Индивидуализация – из этого секулярного процесса тоже вполне логично проистекает нервозность. Если исходить из того, что в течение Нового времени индивид покинул уютный и обыденный мир заданных социальных порядков, то это означает, что уже за счет секулярных тенденций он попал в тревожный новый мир ненадежных норм, где нет постоянного распределения социальных ролей, где нужно обо всем заботиться самому и нести собственную ответственность. И поскольку с другими людьми происходит то же самое, то столкновения различных жизненных проектов становятся все более жесткими и судорожными. Психический стресс – так можно было бы продолжить – набирает силу благодаря растущей вместе с ним рефлексии. Мало того, что место, где ты находишься, объективно небезопасно, – психическая неуверенность нарастает еще и благодаря эгоцентризму, хаотичным размышлениям о небезопасности. Поведение, в котором человек руководствуется инстинктом безопасности, осталось в прошлом. Человек вечно сомневается: правильный ли он сделал выбор – будь то профессия, партнер или образ жизни – и отвечает ли он соответствующим требованиям. Внешние принуждения сменяются самодисциплиной. Однако воспитание дисциплины в самом себе идет далеко не гладко, тем более в мире, который все усложняется и подает личности все более противоречивые сигналы.

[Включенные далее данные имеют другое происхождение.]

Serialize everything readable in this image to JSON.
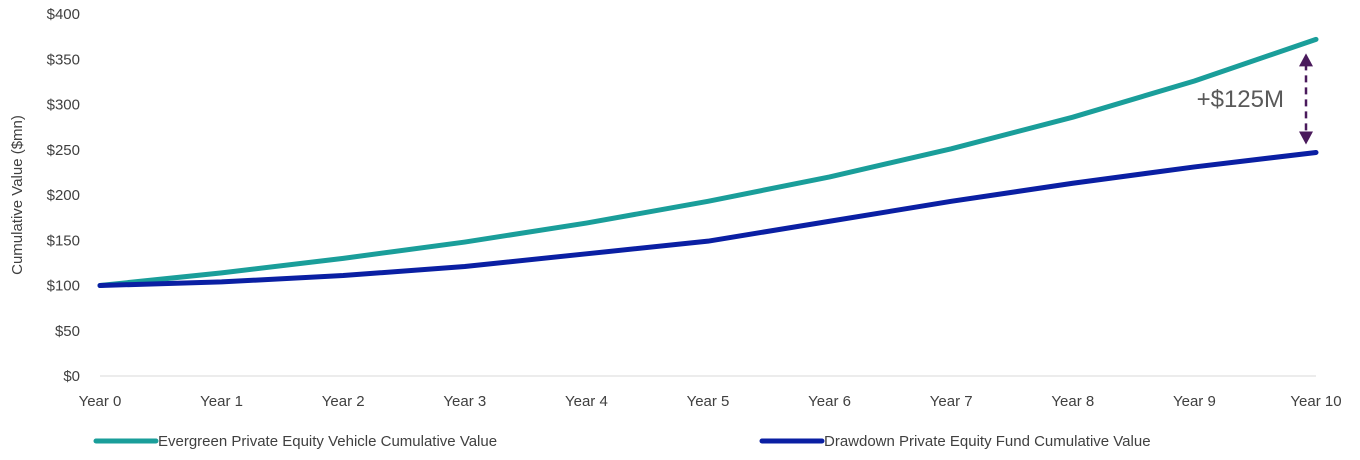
{
  "chart_data": {
    "type": "line",
    "title": "",
    "xlabel": "",
    "ylabel": "Cumulative Value ($mn)",
    "categories": [
      "Year 0",
      "Year 1",
      "Year 2",
      "Year 3",
      "Year 4",
      "Year 5",
      "Year 6",
      "Year 7",
      "Year 8",
      "Year 9",
      "Year 10"
    ],
    "ylim": [
      0,
      400
    ],
    "yticks": [
      0,
      50,
      100,
      150,
      200,
      250,
      300,
      350,
      400
    ],
    "ytick_labels": [
      "$0",
      "$50",
      "$100",
      "$150",
      "$200",
      "$250",
      "$300",
      "$350",
      "$400"
    ],
    "grid": false,
    "legend_position": "bottom",
    "series": [
      {
        "name": "Evergreen Private Equity Vehicle Cumulative Value",
        "color": "#1a9e9a",
        "values": [
          100,
          114,
          130,
          148,
          169,
          193,
          220,
          251,
          286,
          326,
          372
        ]
      },
      {
        "name": "Drawdown Private Equity Fund Cumulative Value",
        "color": "#0a1fa3",
        "values": [
          100,
          104,
          111,
          121,
          135,
          149,
          171,
          193,
          213,
          231,
          247
        ]
      }
    ],
    "annotations": [
      {
        "text": "+$125M",
        "x": "Year 10",
        "y_from": 247,
        "y_to": 372,
        "color": "#4a1a5c"
      }
    ]
  }
}
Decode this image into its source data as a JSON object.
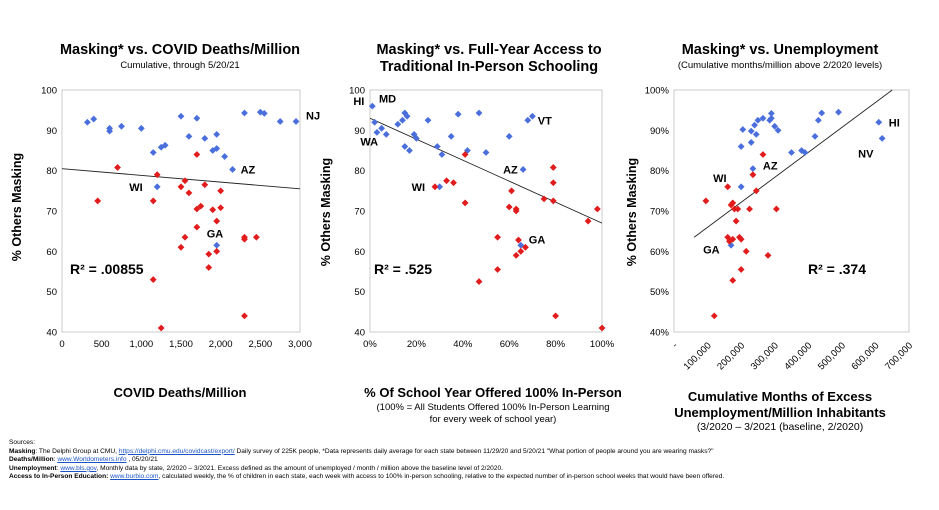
{
  "charts": [
    {
      "title": "Masking* vs. COVID Deaths/Million",
      "subtitle": "Cumulative, through 5/20/21",
      "ylabel": "% Others Masking",
      "xlabel": "COVID Deaths/Million",
      "xsub": "",
      "r2": "R² = .00855",
      "xticks": [
        "0",
        "500",
        "1,000",
        "1,500",
        "2,000",
        "2,500",
        "3,000"
      ],
      "yticks": [
        "100",
        "90",
        "80",
        "70",
        "60",
        "50",
        "40"
      ]
    },
    {
      "title": "Masking* vs. Full-Year Access to Traditional In-Person Schooling",
      "subtitle": "",
      "ylabel": "% Others Masking",
      "xlabel": "% Of School Year Offered 100% In-Person",
      "xsub": "(100% = All Students Offered 100% In-Person Learning for every week of school year)",
      "r2": "R² = .525",
      "xticks": [
        "0%",
        "20%",
        "40%",
        "60%",
        "80%",
        "100%"
      ],
      "yticks": [
        "100",
        "90",
        "80",
        "70",
        "60",
        "50",
        "40"
      ]
    },
    {
      "title": "Masking* vs. Unemployment",
      "subtitle": "(Cumulative months/million above 2/2020 levels)",
      "ylabel": "% Others Masking",
      "xlabel": "Cumulative Months of Excess Unemployment/Million Inhabitants",
      "xsub": "(3/2020 – 3/2021 (baseline, 2/2020)",
      "r2": "R² = .374",
      "xticks": [
        "-",
        "100,000",
        "200,000",
        "300,000",
        "400,000",
        "500,000",
        "600,000",
        "700,000"
      ],
      "yticks": [
        "100%",
        "90%",
        "80%",
        "70%",
        "60%",
        "50%",
        "40%"
      ]
    }
  ],
  "chart_data": [
    {
      "type": "scatter",
      "title": "Masking* vs. COVID Deaths/Million",
      "xlabel": "COVID Deaths/Million",
      "ylabel": "% Others Masking",
      "xlim": [
        0,
        3000
      ],
      "ylim": [
        40,
        100
      ],
      "series": [
        {
          "color": "#4a6fdc",
          "marker": "diamond",
          "points": [
            [
              320,
              92
            ],
            [
              400,
              92.8
            ],
            [
              600,
              90.5
            ],
            [
              600,
              89.8
            ],
            [
              750,
              91
            ],
            [
              1000,
              90.5
            ],
            [
              1150,
              84.5
            ],
            [
              1250,
              85.8
            ],
            [
              1300,
              86.3
            ],
            [
              1500,
              93.5
            ],
            [
              1600,
              88.5
            ],
            [
              1700,
              93
            ],
            [
              1800,
              88
            ],
            [
              1900,
              85
            ],
            [
              1950,
              89
            ],
            [
              1950,
              85.5
            ],
            [
              2050,
              83.5
            ],
            [
              2300,
              94.3
            ],
            [
              2500,
              94.5
            ],
            [
              2550,
              94.2
            ],
            [
              2750,
              92.2
            ],
            [
              2950,
              92.2
            ],
            [
              1200,
              76
            ],
            [
              2150,
              80.3
            ],
            [
              1950,
              61.5
            ]
          ]
        },
        {
          "color": "#e21c1c",
          "marker": "diamond",
          "points": [
            [
              450,
              72.5
            ],
            [
              700,
              80.8
            ],
            [
              1150,
              72.5
            ],
            [
              1200,
              79
            ],
            [
              1150,
              53
            ],
            [
              1250,
              41
            ],
            [
              1500,
              76
            ],
            [
              1550,
              77.5
            ],
            [
              1600,
              74.5
            ],
            [
              1700,
              84
            ],
            [
              1700,
              70.5
            ],
            [
              1750,
              71.2
            ],
            [
              1800,
              76.5
            ],
            [
              1850,
              59.3
            ],
            [
              1900,
              70.3
            ],
            [
              1950,
              67.5
            ],
            [
              1950,
              60
            ],
            [
              2000,
              75
            ],
            [
              2000,
              70.8
            ],
            [
              1500,
              61
            ],
            [
              1550,
              63.5
            ],
            [
              1700,
              66
            ],
            [
              1850,
              56
            ],
            [
              2300,
              63.5
            ],
            [
              2300,
              63
            ],
            [
              2450,
              63.5
            ],
            [
              2300,
              44
            ]
          ]
        }
      ],
      "trendline": [
        [
          0,
          80.5
        ],
        [
          3000,
          75.5
        ]
      ],
      "r2": 0.00855,
      "labels": [
        {
          "text": "NJ",
          "x": 2950,
          "y": 92.2
        },
        {
          "text": "AZ",
          "x": 2150,
          "y": 80.3
        },
        {
          "text": "WI",
          "x": 1200,
          "y": 76
        },
        {
          "text": "GA",
          "x": 1950,
          "y": 61.5
        }
      ]
    },
    {
      "type": "scatter",
      "title": "Masking* vs. Full-Year Access to Traditional In-Person Schooling",
      "xlabel": "% Of School Year Offered 100% In-Person",
      "ylabel": "% Others Masking",
      "xlim": [
        0,
        100
      ],
      "ylim": [
        40,
        100
      ],
      "series": [
        {
          "color": "#4a6fdc",
          "marker": "diamond",
          "points": [
            [
              1,
              96
            ],
            [
              2,
              92
            ],
            [
              3,
              89.5
            ],
            [
              5,
              90.5
            ],
            [
              7,
              89
            ],
            [
              12,
              91.5
            ],
            [
              14,
              92.5
            ],
            [
              15,
              94.3
            ],
            [
              15,
              86
            ],
            [
              16,
              93.5
            ],
            [
              17,
              85
            ],
            [
              19,
              89
            ],
            [
              20,
              88
            ],
            [
              25,
              92.5
            ],
            [
              29,
              86
            ],
            [
              31,
              84
            ],
            [
              35,
              88.5
            ],
            [
              38,
              94
            ],
            [
              42,
              85
            ],
            [
              47,
              94.3
            ],
            [
              50,
              84.5
            ],
            [
              60,
              88.5
            ],
            [
              68,
              92.5
            ],
            [
              70,
              93.5
            ],
            [
              66,
              80.3
            ],
            [
              30,
              76
            ],
            [
              65,
              61.5
            ]
          ]
        },
        {
          "color": "#e21c1c",
          "marker": "diamond",
          "points": [
            [
              28,
              76
            ],
            [
              33,
              77.5
            ],
            [
              36,
              77
            ],
            [
              41,
              84
            ],
            [
              41,
              72
            ],
            [
              47,
              52.5
            ],
            [
              55,
              63.5
            ],
            [
              55,
              55.5
            ],
            [
              60,
              71
            ],
            [
              61,
              75
            ],
            [
              63,
              70.5
            ],
            [
              63,
              70
            ],
            [
              63,
              59
            ],
            [
              64,
              62.8
            ],
            [
              65,
              60
            ],
            [
              67,
              61
            ],
            [
              75,
              73
            ],
            [
              79,
              80.8
            ],
            [
              79,
              77
            ],
            [
              79,
              72.5
            ],
            [
              80,
              44
            ],
            [
              94,
              67.5
            ],
            [
              98,
              70.5
            ],
            [
              100,
              41
            ]
          ]
        }
      ],
      "trendline": [
        [
          0,
          93
        ],
        [
          100,
          67
        ]
      ],
      "r2": 0.525,
      "labels": [
        {
          "text": "HI",
          "x": 1,
          "y": 96
        },
        {
          "text": "MD",
          "x": 3,
          "y": 92
        },
        {
          "text": "WA",
          "x": 1,
          "y": 89.5
        },
        {
          "text": "VT",
          "x": 68,
          "y": 92.5
        },
        {
          "text": "AZ",
          "x": 66,
          "y": 80.3
        },
        {
          "text": "WI",
          "x": 30,
          "y": 76
        },
        {
          "text": "GA",
          "x": 65,
          "y": 61.5
        }
      ]
    },
    {
      "type": "scatter",
      "title": "Masking* vs. Unemployment",
      "xlabel": "Cumulative Months of Excess Unemployment/Million Inhabitants",
      "ylabel": "% Others Masking",
      "xlim": [
        0,
        700000
      ],
      "ylim": [
        40,
        100
      ],
      "series": [
        {
          "color": "#4a6fdc",
          "marker": "diamond",
          "points": [
            [
              200000,
              86
            ],
            [
              205000,
              90.2
            ],
            [
              230000,
              89.8
            ],
            [
              230000,
              87
            ],
            [
              240000,
              91.3
            ],
            [
              245000,
              89
            ],
            [
              250000,
              92.5
            ],
            [
              265000,
              93
            ],
            [
              285000,
              92.5
            ],
            [
              290000,
              94.2
            ],
            [
              290000,
              93
            ],
            [
              300000,
              91
            ],
            [
              310000,
              90
            ],
            [
              350000,
              84.5
            ],
            [
              380000,
              85
            ],
            [
              390000,
              84.5
            ],
            [
              420000,
              88.5
            ],
            [
              430000,
              92.5
            ],
            [
              440000,
              94.3
            ],
            [
              490000,
              94.5
            ],
            [
              610000,
              92
            ],
            [
              620000,
              88
            ],
            [
              235000,
              80.5
            ],
            [
              200000,
              76
            ],
            [
              170000,
              61.5
            ]
          ]
        },
        {
          "color": "#e21c1c",
          "marker": "diamond",
          "points": [
            [
              95000,
              72.5
            ],
            [
              160000,
              76
            ],
            [
              170000,
              71.5
            ],
            [
              175000,
              72
            ],
            [
              180000,
              70.5
            ],
            [
              190000,
              70.5
            ],
            [
              165000,
              62.5
            ],
            [
              175000,
              63
            ],
            [
              195000,
              63.5
            ],
            [
              200000,
              55.5
            ],
            [
              215000,
              60
            ],
            [
              225000,
              70.5
            ],
            [
              235000,
              79
            ],
            [
              245000,
              75
            ],
            [
              265000,
              84
            ],
            [
              280000,
              59
            ],
            [
              200000,
              63
            ],
            [
              120000,
              44
            ],
            [
              305000,
              70.5
            ],
            [
              175000,
              52.8
            ],
            [
              185000,
              67.5
            ],
            [
              160000,
              63.5
            ]
          ]
        }
      ],
      "trendline": [
        [
          60000,
          63.5
        ],
        [
          650000,
          100
        ]
      ],
      "r2": 0.374,
      "labels": [
        {
          "text": "HI",
          "x": 610000,
          "y": 92
        },
        {
          "text": "NV",
          "x": 620000,
          "y": 88
        },
        {
          "text": "AZ",
          "x": 235000,
          "y": 80.5
        },
        {
          "text": "WI",
          "x": 200000,
          "y": 76
        },
        {
          "text": "GA",
          "x": 170000,
          "y": 61.5
        }
      ]
    }
  ],
  "sources": {
    "heading": "Sources:",
    "masking_label": "Masking",
    "masking_pre": ": The Delphi Group at CMU, ",
    "masking_link": "https://delphi.cmu.edu/covidcast/export/",
    "masking_post": " Daily survey of 225K people, *Data represents daily average for each state between 11/29/20 and 5/20/21 \"What portion of people around you are wearing masks?\"",
    "deaths_label": "Deaths/Million",
    "deaths_pre": ": ",
    "deaths_link": "www.Worldometers.info",
    "deaths_post": " , 05/20/21",
    "unemp_label": "Unemployment",
    "unemp_pre": ": ",
    "unemp_link": "www.bls.gov",
    "unemp_post": ", Monthly data by state, 2/2020 – 3/2021. Excess defined as the amount of unemployed / month / million above the baseline level of 2/2020.",
    "access_label": "Access to In-Person Education:",
    "access_pre": " ",
    "access_link": "www.burbio.com",
    "access_post": ", calculated weekly, the % of children in each state, each week with access to 100% in-person schooling, relative to the expected number of in-person school weeks that would have been offered."
  }
}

Но и индивидуализация не настолько связана с модерном, как часто думают. Уже средневековые монахи предпочитали индивидуальный образ жизни: стоило ослабеть дисциплине орденов, как монастырские общественные помещения опустели (см. примеч. 9). Вместе с тем и в Новое время процесс индивидуализации был не единственным, у него были конкуренты, его сопровождали противоположные тенденции социализации. Достаточно вспомнить, что на протяжении большей части истории человечества в регионах с холодной зимой множество людей просто чисто физически не могли себе позволить образ жизни на большой дистанции от своих домочадцев. Топили только дровами, и дрова стоили дорого. Даже если в царстве идей набирал силу индивидуализм, то в реальности стужа заставляла людей жаться друг к другу.
Однако со второй половины XIX века, когда за счет массовой добычи каменного угля отопление стало дешевле, телесная дистанция стала расти. Теперь можно было совсем по-другому прочувствовать и стыдливость, и страх заражения, и эгоцентрическую возбудимость, и одинокие фантазии. Однако стабильные формы жизни выросли из этого далеко не так скоро – жизнь в одиночку становилась нормой долго и постепенно. Мать 25-летнего электротехника, уже побывавшего в Америке и попавшего в санаторий в 1901 году из-за неврастении, считала его «идею жизни в одиночку» ошибкой, хотя сын тосковал по автономии и связывал с ней мысль о «неуютной chamber gar nie[18]». Пауль Мёбиус[19] из собственного опыта рассказывал о жалкой холостяцкой жизни в съемных комнатах – недаром здесь так много нервных: «вскоре на тебя начинает давить нужда, отвращение к этому жилью и его хозяевам, кабакам, нехватка пуговиц на рубашке и прочее и прочее». Типичные обитатели меблированных комнат совершенно беспомощны перед уличным шумом, детским криком и бренчанием пианино (см. примеч. 10). В семьях индивидуализм тоже набирает силу; но пока в игру не вступили соответствующие виды толерантности, потребности личности были источником внутрисемейных трений. Невролог Вильгельм Гис-младший[20] видел подлинную причину нервозности в «субъективизме, который все и вся обращает на собственную персону, ее благополучие и чувственное наслаждение». Однако не одно наслаждение: в истории болезни одного неврастеника, юриста 23 лет, им самим написанной на 55 страницах, повторяется жалоба на «чувство, что толком не знаю, где я», и поэтому ему все время страшно (см. примеч. 11).